The characters have tragic, (and in Willy’s case) fatal dreams, yet these dreams are not unique to the Lomans or as their name would suggest, the “little men”. From the beginning we are aware of the poignant “American dream” transmitted from society. The “dream” has bred rapidly since the Declaration of Independence in 1776, and, as with the population, it has grown out of control, not only in their humble household but everywhere, making Willy the “universal hero”.
“Willy is a victim; he didn’t originate this thing. He believes that selling is the greatest thing anybody can do” (4)
The stage directions at the closure echo those of the opening of the play, and remind us that Willy’s predicament is only one of many. “towering angular shapes” and “an angry glow of orange” show Willys world to be suffocating and harsh, the “hard towers of the apartment buildings” intimidate Willys “small, fragile-seeming home”. The flute is also present at the opening and at the curtain, it establishes a beginning and an end, yet suggests that for the rest of the world life goes on as normal, unchanged. It tells of “grass and trees and the horizon” representing freedom, happiness and vitality, which have already passed the Lomans by. Miller also uses the flute to represent Willys father wholm he never knew, a flute salesman, perhaps the seller of dreams.
The Requiem brings together the themes presented in the play, it is the finale in the plot, Willys death is essential in order to stress the concepts Miller makes throughout, those of relationships, business, memory playing a major role and our dependence on society.

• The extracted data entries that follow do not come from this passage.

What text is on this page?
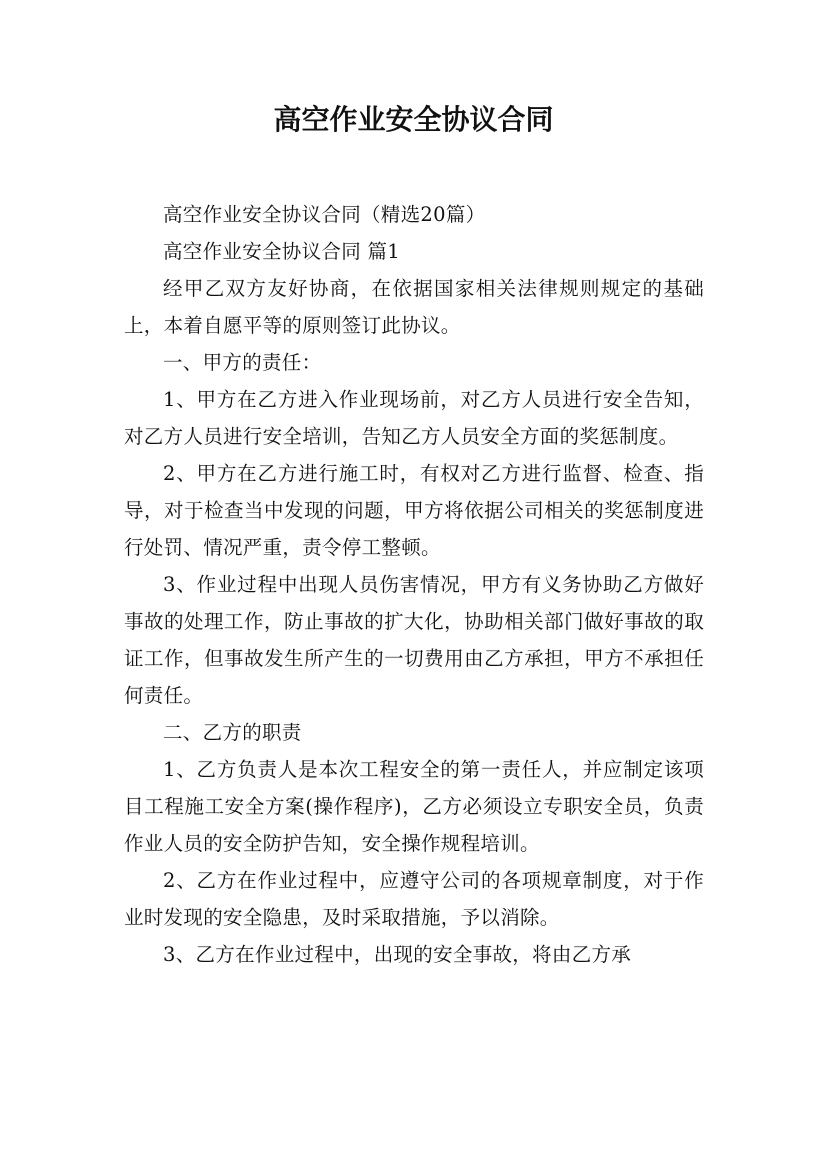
高空作业安全协议合同

高空作业安全协议合同（精选20篇）

高空作业安全协议合同 篇1

经甲乙双方友好协商，在依据国家相关法律规则规定的基础上，本着自愿平等的原则签订此协议。

一、甲方的责任：

1、甲方在乙方进入作业现场前，对乙方人员进行安全告知，对乙方人员进行安全培训，告知乙方人员安全方面的奖惩制度。

2、甲方在乙方进行施工时，有权对乙方进行监督、检查、指导，对于检查当中发现的问题，甲方将依据公司相关的奖惩制度进行处罚、情况严重，责令停工整顿。

3、作业过程中出现人员伤害情况，甲方有义务协助乙方做好事故的处理工作，防止事故的扩大化，协助相关部门做好事故的取证工作，但事故发生所产生的一切费用由乙方承担，甲方不承担任何责任。

二、乙方的职责

1、乙方负责人是本次工程安全的第一责任人，并应制定该项目工程施工安全方案(操作程序)，乙方必须设立专职安全员，负责作业人员的安全防护告知，安全操作规程培训。

2、乙方在作业过程中，应遵守公司的各项规章制度，对于作业时发现的安全隐患，及时采取措施，予以消除。

3、乙方在作业过程中，出现的安全事故，将由乙方承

Miller does not directly criticise American culture or politics yet injects enough evidence of failure so that the audience is left to make up their own mind. For although Willy Loman had the “wrong dreams” the right dreams are never stated, proving Miller dies not claim to have all the answers.
Structuring the play cleverly and successfully, combining and merging the past and present, Miller lets us experience one day and one night in the head of a tortured man, who is “tired to the death”, and shows us how we become products of our past. This final scene is only written in the present tense, showing the audience that Willy’s mind has eventually come to rest. The Requiem concludes the play in a dismal and hopeless tone, reinforcing that the play is an everyday tragedy, that although Willy Loman is dead, his murderer exists and thrives in today’s society and in some way in each of us.